If you're the person who leaves marshmallows on the fire longer than everyone else to get a nice char, or the one who orders her bacon extra-crispy, we've got two words for you: burnt caramel. We're seeing it in candies and on menus lately, and loving how it adds an edge to sweets, bringing a touch of bitterness that's an offbeat yet fantastic complement to sugary flavors.

When cane sugar, cream and butter simmer just a touch past the usual state, the mixture becomes a deep golden color and turns into a caramel crunch. This would be just fine on its own, but the addition of just-sweet-enough chocolate makes it taste out of this world. Alter Eco's new Dark Salted Burnt Caramel Organic Chocolate bar drenches the caramel in dark cacao and finishes it with sea salt; while Poco Dolce's Burnt Caramel Bittersweet Tiles also go the bittersweet dark chocolate-sea salt route, but are formed into 2-inch-square "tiles" instead of a long bar. And then there are the Burnt Toast Caramels from Chocolate Twist. This eyebrow-raising combo totally works, delivering a rich, salty-sweet treat made with actual burnt whole grain toast that imparts a smoky, smoldering flavor.

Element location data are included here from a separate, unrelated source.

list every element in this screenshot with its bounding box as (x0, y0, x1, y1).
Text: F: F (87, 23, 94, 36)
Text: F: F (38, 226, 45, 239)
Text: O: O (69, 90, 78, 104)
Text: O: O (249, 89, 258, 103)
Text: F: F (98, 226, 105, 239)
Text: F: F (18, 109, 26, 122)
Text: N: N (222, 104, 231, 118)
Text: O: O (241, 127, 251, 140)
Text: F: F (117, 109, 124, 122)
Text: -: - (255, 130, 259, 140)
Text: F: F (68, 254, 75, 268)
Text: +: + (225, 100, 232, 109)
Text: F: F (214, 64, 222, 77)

Chefs are applying the overdo-it formula to caramel sauce, too. At The Oval Room in Washington, D.C., executive chef John Melfi serves lemon ricotta bombolini (think Italian beignets) with burnt caramel sauce; the light and citrusy fried dough is a perfect counterpoint to the rich caramel. He says that while there are many levels of burnt, from "lightly caramelized" to "totally blasted," he aims for moderately burnt, so it's a deep, dark brown color. The result is a nutty-tasting sauce that's great on anything from ice cream to rice pudding to custard and pound cake.